Каждый остался при своем мнении.
В ту ночь у меня опять с вечера шли разборки. Опять Павитрин гнал меня в психбольницу. Уже под самое утро я отправился сдаваться.
Город жил своей жизнью. Кто-то шел куда-то или возвращался откуда-то, где-то заканчивались гулянки, и их участники ловили ночных таксистов. Смотреть это было интересно. Это всколыхивало мои чувства приятными и забытыми воспоминаниями и освежало мою голову от проекций и проектировщиков. Но все равно эта жизнь была вне меня. Не знаю, чьи дела были важней, но я шел вверять свою жизнь психиатрам. Но мне не было дано это сделать.
Когда до больницы оставалось меньше квартала, я зашел в близнаходящийся двор и сел на скамейку для окончательного обдумывания своих действий. Это обдумывание повернуло меня домой. Я шел по середине дороги, пользуясь пустотой ночи. С обеих сторон головы выясняли отношения хозяева голосов. Я, расслабившись, и наслаждаясь свободой, слушал о чем они говорят. Павитрин невзлюбил Вику за то, что она настраивает меня против него, и, пользуясь тем, что в его ведении была большая часть моей головы, стал использовать это, подстраиваясь под Викин голос, выводя меня из себя, а также настраивая меня против нее в открытую от своего лица. Несмотря на то, что я знал, что Павитрин использует меня только как орудие для выполнения своих замыслов, тем не менее я и сам был настроен против Вики после событий последних дней. Я чуть не пошел к ней среди ночи выяснять отношения с ней и ее отцом, пообещавшим меня изрубить на мелкие кусочки ножом для шинковки капусты, если я хоть пальцем трону Вику. Во мне не было беса противоречия. Я хотел только, чтобы она перестала появляться видениями в том качестве, в каком она появлялась передо мной, издеваясь надо мной так, как будто соотношение силы, ума и возраста ей позволяло это делать. Не знаю какая, но какая-то сила повернула меня от их дома. Возможно, это был мой собственный компромисс с самим собой, так как стопроцентной уверенности в том, что это происходит в объективной реальности, у меня не было, а просто так осуществлять свои угрозы я просто не имел права. Иначе бы я просто стал не собой, сделав это. Тем не менее, когда я пришел домой, разборки продолжились. Павитрин мне так внушал убить Вику, что я начал колебаться. "Ты не мужчина, если это не сделаешь, она же тебя убивает". Я же не мог себя поднять, чтобы пойти на это, хотя душой это уже делал. В это время ко мне на ум пришли слова доктора Фалькова из его книги "Идеальное сознание", которую я прочел этой зимой: "Даже сумасшествие не может оправдать убийство". Это означало, что в случае Викиной невиновности я буду нести этот грех до тех пор, пока его не искуплю, пока меня не простят ее родители. Я остался сидеть в кресле, а потом лег спать.

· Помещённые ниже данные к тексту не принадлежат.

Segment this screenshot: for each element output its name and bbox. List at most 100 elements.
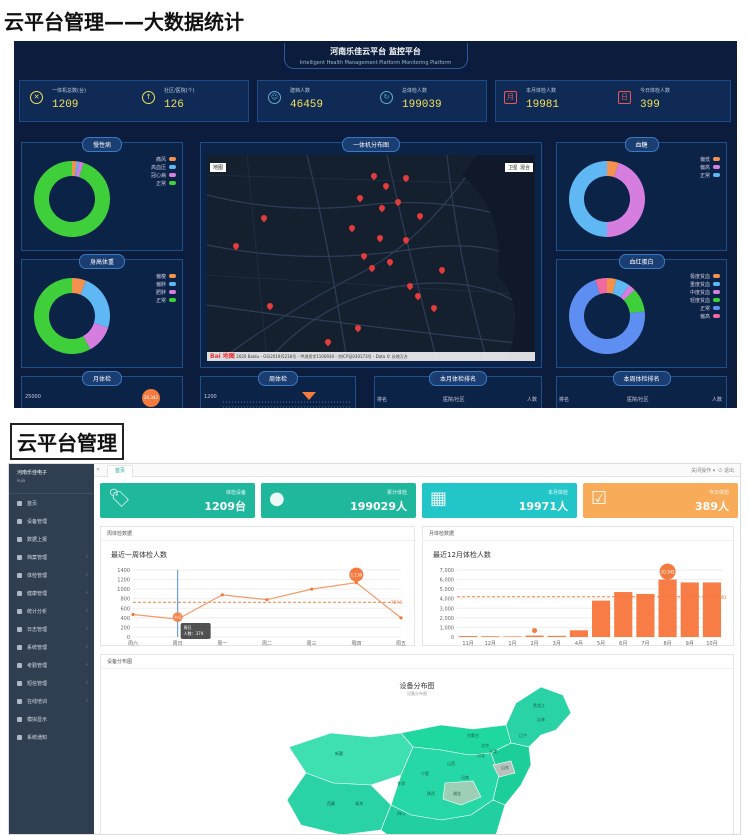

Спустя неделю, когда я работал на огороде, я пережил такое раскаяние по поводу всех этих своих мыслей, что не знал как его искупить. Я написал Вике объяснительное письмо по поводу всех прошлых наших отношений с ней, оправдываясь, что я имел право так относиться к ней и которое она, разорвав после прочтения на две части, одну половину оставила себе, вторую отдала мне. Все это было очень непонятно.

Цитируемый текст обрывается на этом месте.